Video 3: Color full-volume realtime 3-dimensional (RT3D) transesophageal echocardiography (TEE) 7-beat gated reconstruction of the mitral valve (MV) and inferolateral crescentic paravalvular after deployment of the second 12-mm Amplatzer occluder. The paravalvular leak was unchanged documenting procedural failure and inability of the circular Amplatzer to span the curvilinear defect. This view replicates an anatomic view of the MV with the left atrium opened. Basal inferior and lateral segments are labeled for orientation.
Clinician's Key Teaching Points By Martin M. Stechert, MD, Kent H. Rehfeldt, MD, and Martin J. London, MD
- Although paravalvular leaks are often crescent shaped, percutaneous closure with circular occluder devices such as the Amplatzer has been attempted with inconsistent results.
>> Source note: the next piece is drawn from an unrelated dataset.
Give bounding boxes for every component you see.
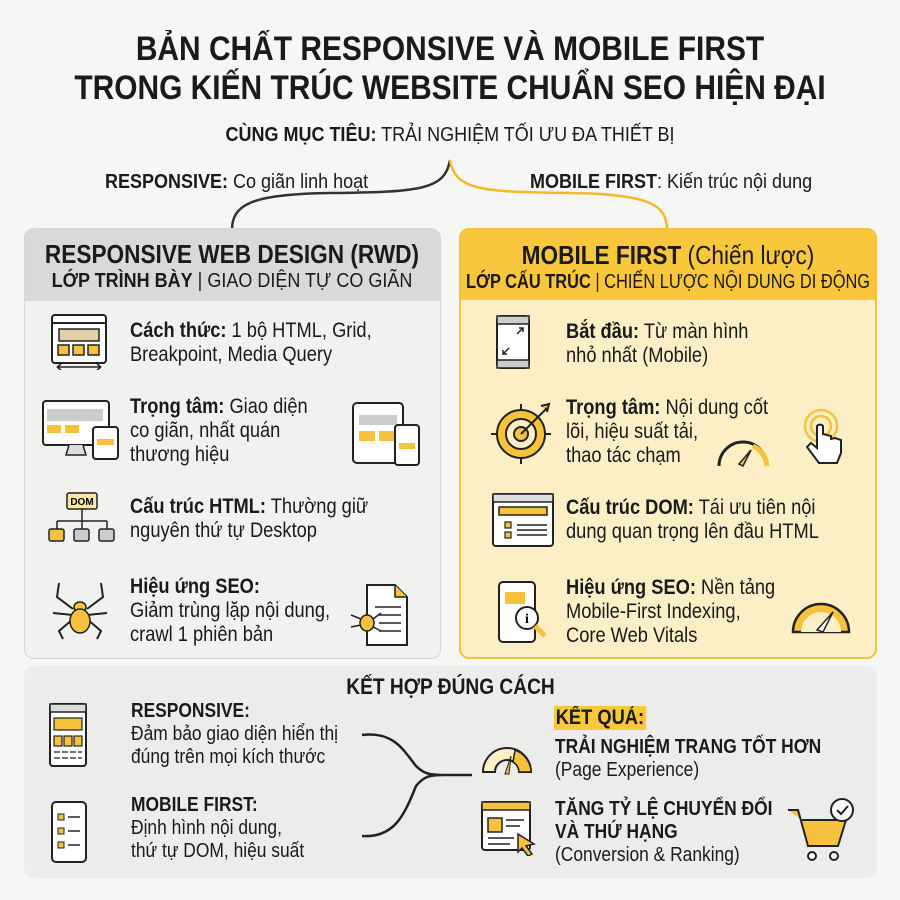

Two-dimensional (2D) transesophageal echocardiography (TEE) may assist in the deployment of these devices despite difficulties relating to location of the catheter tip in single, often nonstandard imaging planes.
- Real-time 3D (RT3D) TEE offers several advantages over 2D TEE in guiding the delivery of percutaneous occluder devices including complete visualization of the catheter, improved geometric definition of the paravalvular defect, and the ability to provide a familiar, en face view of the mitral prosthesis and surrounding structures.
- RT3D ultrasound was used during percutaneous placement of an Amplatzer occluder device through a paravalvular mitral valve defect. RT3D was most effective during catheter navigation while gated 3D reconstruction was valuable illustrating a geometric mismatch between crescentic paravalvular defects and circular Amplatzer occluders.
- RT3D TEE offers advantages compared with 2D TEE during the percutaneous closure of paravalvular mitral regurgitation, and its use may result in a reduced use of fluoroscopy. However, RT3D TEE is not without limitations including the need to perform time-consuming image cropping, image dropout that may simulate anatomic defects, and the inability to obtain RT3D color Doppler imaging.